Posted by Lou. The time is2.55pm here in London, UK.



I've realised that if I'm to post here consistently and regularly I need to find something in my life that is worthy of posting beyond the occasional review of films and books. (Beyond live-blogging my watching of Mad Men season 3 when it turns up...) The answer is... baking! But in the guise of avoiding copyright infringements I am not actually going to include the actual recipes (the real reason being that I can't be bothered writing them out).


First up:

The Baklava Cupcake Incident


For my birthday last year the lovely Kelly gave me a wonderous selection of glorious baking-related items including this recipe book Cupcakes: A Fine Selection of Sweet Treats and some silicon cupcake/ muffin cases. (I will tell you a fact to keep with you for life: silicon bakeware is the shizz. I will never look back. Especially after this one incident, in which I forewent the silicon bakeware to my demise.) This recipe book is also the shizz - it has a beautiful textured hardcover, and each recipe is is accompanied by a delightful full-page illustration that has you foaming at the mouth.


So I was heading to a birthday picnic in the weekend and decided to try out the Baklava Cupcakes recipe. Essentially it is rather simple: a fairly basic cupcake mix with a combination of chopped nuts (walnuts and almonds in this instance), sugar, butter and cinnamon placed in the middle and on top (pre-cooking!), with warm honey brushed onto the cupcakes as they cool.
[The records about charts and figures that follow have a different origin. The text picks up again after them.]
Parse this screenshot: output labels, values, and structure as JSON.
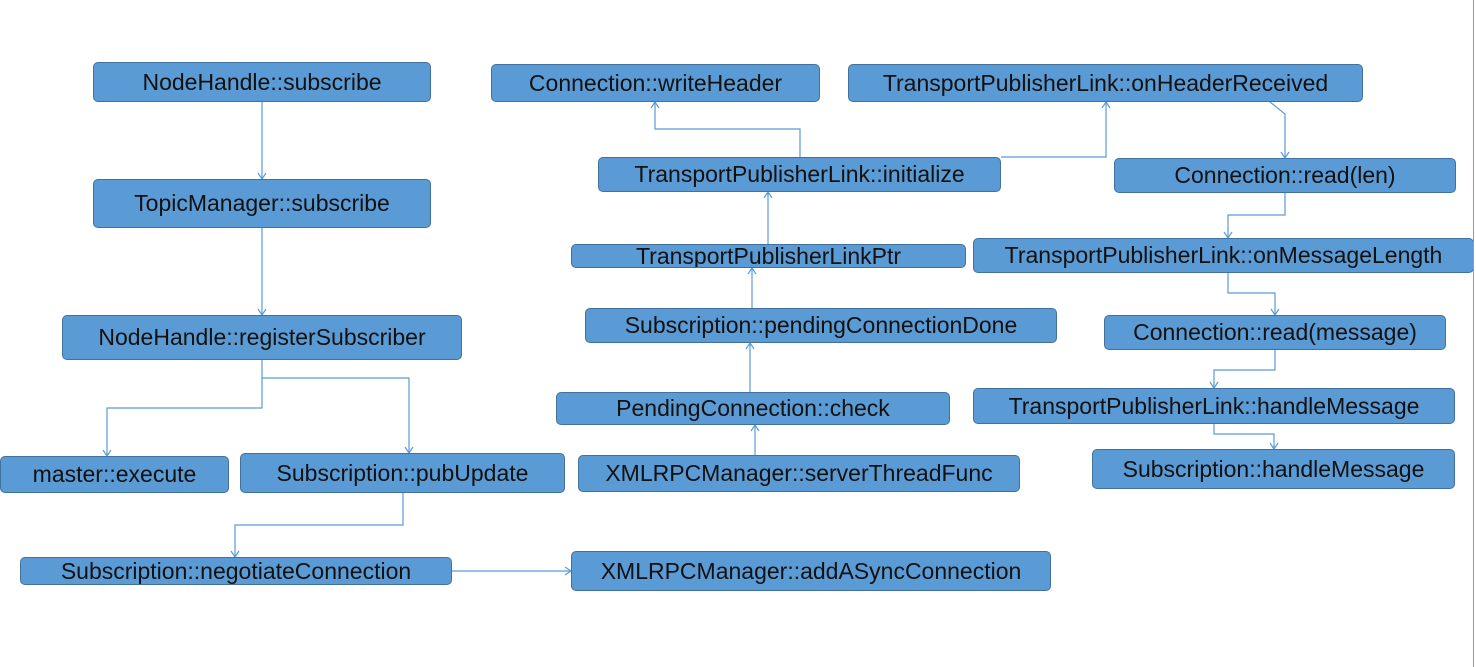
{
  "colors": {
    "node_fill": "#5b9bd5",
    "node_border": "#41719c",
    "edge": "#5b9bd5",
    "text": "#111111",
    "background": "#ffffff"
  },
  "nodes": {
    "nh_subscribe": "NodeHandle::subscribe",
    "tm_subscribe": "TopicManager::subscribe",
    "nh_register": "NodeHandle::registerSubscriber",
    "master_execute": "master::execute",
    "sub_pubupdate": "Subscription::pubUpdate",
    "sub_negotiate": "Subscription::negotiateConnection",
    "xml_add_async": "XMLRPCManager::addASyncConnection",
    "conn_writeheader": "Connection::writeHeader",
    "tpl_initialize": "TransportPublisherLink::initialize",
    "tpl_ptr": "TransportPublisherLinkPtr",
    "sub_pending_done": "Subscription::pendingConnectionDone",
    "pending_check": "PendingConnection::check",
    "xml_server_thread": "XMLRPCManager::serverThreadFunc",
    "tpl_on_header": "TransportPublisherLink::onHeaderReceived",
    "conn_read_len": "Connection::read(len)",
    "tpl_on_msglen": "TransportPublisherLink::onMessageLength",
    "conn_read_msg": "Connection::read(message)",
    "tpl_handle_msg": "TransportPublisherLink::handleMessage",
    "sub_handle_msg": "Subscription::handleMessage"
  }
}
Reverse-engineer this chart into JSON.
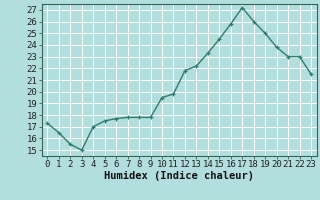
{
  "x": [
    0,
    1,
    2,
    3,
    4,
    5,
    6,
    7,
    8,
    9,
    10,
    11,
    12,
    13,
    14,
    15,
    16,
    17,
    18,
    19,
    20,
    21,
    22,
    23
  ],
  "y": [
    17.3,
    16.5,
    15.5,
    15.0,
    17.0,
    17.5,
    17.7,
    17.8,
    17.8,
    17.8,
    19.5,
    19.8,
    21.8,
    22.2,
    23.3,
    24.5,
    25.8,
    27.2,
    26.0,
    25.0,
    23.8,
    23.0,
    23.0,
    21.5
  ],
  "line_color": "#2e7d6e",
  "marker": "+",
  "marker_size": 3,
  "linewidth": 1.0,
  "xlabel": "Humidex (Indice chaleur)",
  "xlim": [
    -0.5,
    23.5
  ],
  "ylim": [
    14.5,
    27.5
  ],
  "yticks": [
    15,
    16,
    17,
    18,
    19,
    20,
    21,
    22,
    23,
    24,
    25,
    26,
    27
  ],
  "xticks": [
    0,
    1,
    2,
    3,
    4,
    5,
    6,
    7,
    8,
    9,
    10,
    11,
    12,
    13,
    14,
    15,
    16,
    17,
    18,
    19,
    20,
    21,
    22,
    23
  ],
  "background_color": "#b2dede",
  "grid_color": "#ffffff",
  "tick_fontsize": 6.5,
  "xlabel_fontsize": 7.5
}
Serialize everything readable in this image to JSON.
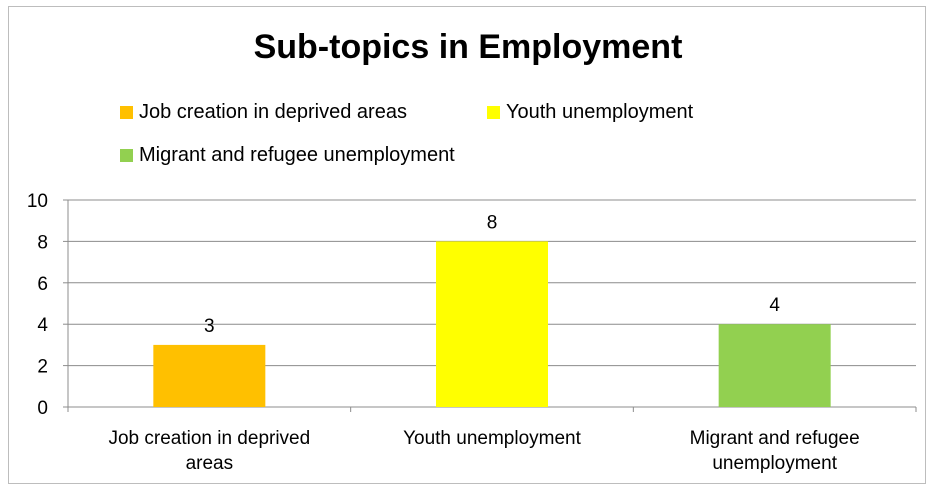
{
  "chart_data": {
    "type": "bar",
    "title": "Sub-topics in Employment",
    "categories": [
      "Job creation in deprived areas",
      "Youth unemployment",
      "Migrant and refugee unemployment"
    ],
    "x_tick_labels": [
      [
        "Job creation in deprived areas"
      ],
      [
        "Youth unemployment"
      ],
      [
        "Migrant and refugee",
        "unemployment"
      ]
    ],
    "values": [
      3,
      8,
      4
    ],
    "data_labels": [
      "3",
      "8",
      "4"
    ],
    "colors": [
      "#FFC000",
      "#FFFF00",
      "#92D050"
    ],
    "ylim": [
      0,
      10
    ],
    "yticks": [
      "0",
      "2",
      "4",
      "6",
      "8",
      "10"
    ],
    "legend": {
      "position": "top",
      "entries": [
        {
          "label": "Job creation in deprived areas",
          "color": "#FFC000"
        },
        {
          "label": "Youth unemployment",
          "color": "#FFFF00"
        },
        {
          "label": "Migrant and refugee unemployment",
          "color": "#92D050"
        }
      ]
    },
    "grid": true,
    "xlabel": "",
    "ylabel": ""
  }
}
The mistake I made was in defying the silicon moulds. I didn't have enough, so thought "hey, why don't I just put some paper cupcake cases into a large rectangular dish?". Do not do this. This is the second-stupidest thing I have done all year*. In case - like me - you haven't picked up on the obvious: there is a point to cupcake moulds. Paper cases do not keep their shape. You will end up with a big blob of a cake-like substance rippled through with paper cases.

Thankfully I had a brain-wave and recovered the situation by allowing them to cool, cutting them into smaller square shapes, and placing them delicately in the remaining cupcake cases. Of course there was a second disaster in that they turned out to have not actually cooked all the way through due to the lack of space between cupcakes, but this allowed the second brainwave of pushing the not-quite-fully-cooked bits cut off the sides into the magical silicon cupcake moulds before the second attempt at cooking them through, which left me with the bonus of having Drunken Cupcake Snacks when I got home in the middle of the night.

The Baklava Squarecakes were very well received and I can testify - on the basis of extensive testing of the square, cups and scrappy bits - that they taste mighty fine. Mighty fine indeed.


*The stupidest thing I have done all year is the fatal decision to take the number 100 bus home last Tuesday during the torrential downpour. This led to me spending more than an hour and a half on a hot and damp bus surrounded by wet people and their even wetter umbrellas and bags as we made a tour of all of London's traffic jams in defiance of the usual 40 minute travel time. I nearly cried.



On a happier note:

The Lemon Meringue Cupcakes

Lemon Meringue Cupcakes are the One Of The Best Things Ever. They are not-too-difficult to make, look amazing, and taste like heaven.

Essentially you: make a plain vanilla cupcake, only 3/4 filling the moulds and only 3/4 cooking them. Scoop out the centre. Put in a big fat dollop of lemon curd (I home-make mine but will only judge you a little bit if you buy it in a jar). Put an even bigger, fatter dollop of uncooked meringe on top, and bake just a couple of minutes until they start to look brown.

Et voila:

These specific ones were made for a Ladies Afternoon Tea Party.
Please note the glorious silicon cupcake moulds, which both
look good and slip off without even a hint of sticking.


My tip to enhance the experience of these is to scrunch the bits of scooped-out cupcake into the bottom of a smallish dish (or larger muffin moulds), spread on your leftover lemon curd, ditto with the meringue, and you have some mini- lemon meringue pies for that all-important Drunken Midnight Snack/ Hangover Breakfast.